The cliff line which includes Cape Spencer consists of base strata of both Gleesons Landing Granite and Tourneforte Metadolerite with an overlay of a Bridgewater Formation calcarenite rock.
The water adjoining the wave-cut platform at the base of Cape Spencer drops to a maximum depth of 14.8 m.

==History==

===European discovery===
Cape Spencer was named on 20 March 1802 by Matthew Flinders after George Spencer, 2nd Earl Spencer who was one of the Lords Commissioners of the Admiralty in office at the time of the planning of the expedition to New Holland, or Terra Australis as Flinders called the continent in his book, A Voyage to Terra Australis. The cape was subsequently also named by the Baudin expedition to Australia as Pointe Mornay or Pointe des Malfaisants (English: 'Point of Evil').

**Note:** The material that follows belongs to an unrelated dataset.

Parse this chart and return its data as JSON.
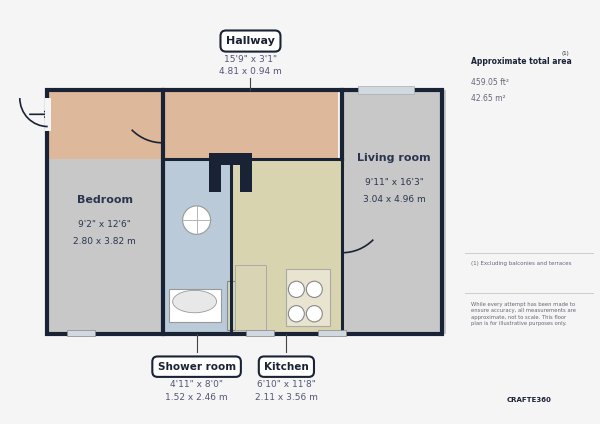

==Navigation aid and allied facilities==

The current concrete lighthouse was built in 1975 to replace a small automatic beacon erected in 1950. The cape is also the site of a high frequency radar station which is used to collect data about wind direction and wave height.

==Protected area status==
Cape Spencer has been located within the protected area known as the Innes National Park since the park's declaration in 1970. As of 2012, the waters surrounding its shores are within the boundaries of a habitat protection zone within the Southern Spencer Gulf Marine Park.